Refining Entity Detection in Healthcare NLP: Precision Through Entity Filtering

12.09.2024

Gokhan Turer

Data Scientist at John Snow Labs

Healthcare NLP employs advanced filtering techniques to refine entity recognition by excluding irrelevant entities based on specific criteria like whitelists or regular expressions. This approach is essential for ensuring precision in healthcare applications, allowing only the most relevant entities to be processed in your NLP pipelines.
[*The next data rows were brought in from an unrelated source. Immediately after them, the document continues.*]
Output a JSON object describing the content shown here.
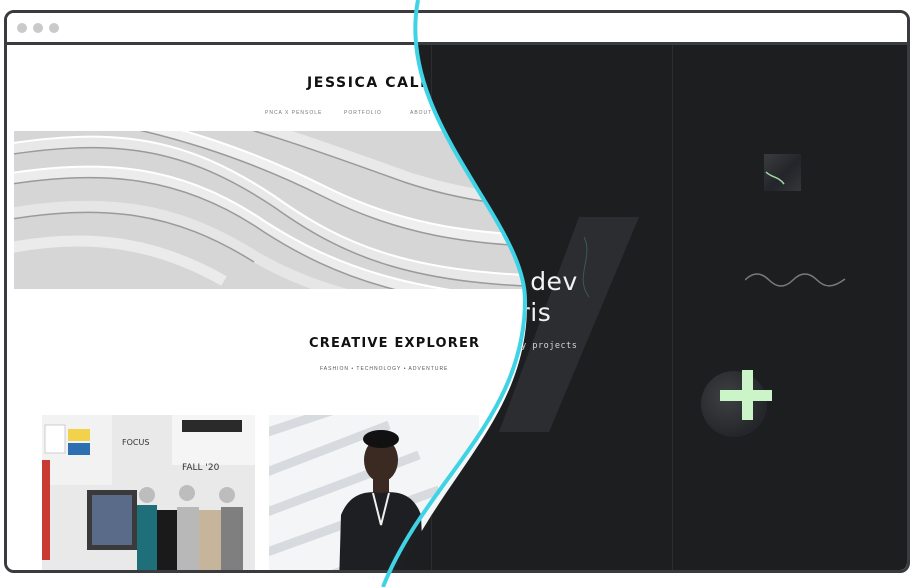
{
  "browser": {
    "dots": [
      "close",
      "minimize",
      "maximize"
    ]
  },
  "light_site": {
    "name": "JESSICA CALDWELL",
    "nav": [
      "PNCA X PENSOLE",
      "PORTFOLIO",
      "ABOUT"
    ],
    "tagline_title": "CREATIVE EXPLORER",
    "tagline_sub": "FASHION • TECHNOLOGY • ADVENTURE"
  },
  "dark_site": {
    "hero_line1": "ative dev",
    "hero_line2": "in Paris",
    "cta": "discover my projects",
    "accent_color": "#cbf5c9"
  },
  "divider_color": "#3fd3e6",
  "icons": [
    "plus-icon",
    "wave-icon"
  ]
}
Introduction to ChunkFilterer for Healthcare NLP

In the continuously advancing field of Natural Language Processing (NLP), the accurate identification and filtering of entities are essential for deriving significant insights from unstructured text. Healthcare NLP offers a variety of Named Entity Recognition (NER) models available in the Models Hub, including the Healthcare NLP MedicalNerModel, which utilizes Bidirectional LSTM-CNN architecture, BertForTokenClassification, as well as powerful rule-based annotators. Among these tools, the ChunkFilterer annotator stands out as a powerful annotator designed to refine entity recognition results based on predefined criteria.

Let us start with a brief introduction to Healthcare NLP, followed by an in-depth exploration of the ChunkFilterer annotator, including detailed examples to demonstrate its functionality.

Healthcare NLP &LLM

Healthcare Library is a considerable part of the Spark NLP platform developed by John Snow Labs for improving natural language processing tasks within the healthcare sector. It offers more than 2,200 pre-trained models and pipelines carefully crafted for medical data, which makes possible accurate information extraction, named entity recognition for clinical and medical concepts, and text analysis capabilities. Healthcare, developed with advanced algorithms and updated periodically, helps in information processing to provide deep insights to healthcare professionals emanating from unstructured medical data sources such as electronic health records, clinical notes, and biomedical literature.

John Snow Labs has created custom large language models (LLMs) tailored for diverse healthcare use cases. These models come in different sizes and quantization levels, designed to handle tasks such as summarizing medical notes, answering questions, performing retrieval-augmented generation (RAG), named entity recognition and facilitating healthcare-related chats.

John Snow Labs’ GitHub repository serves as a collaborative platform where users can access open-source resources, including code samples, tutorials, and projects, to further enhance their understanding and utilization of Spark NLP and related tools.

John Snow Labs also offers periodic certification training to help users gain expertise in utilizing the Healthcare Library and other components of their NLP platform.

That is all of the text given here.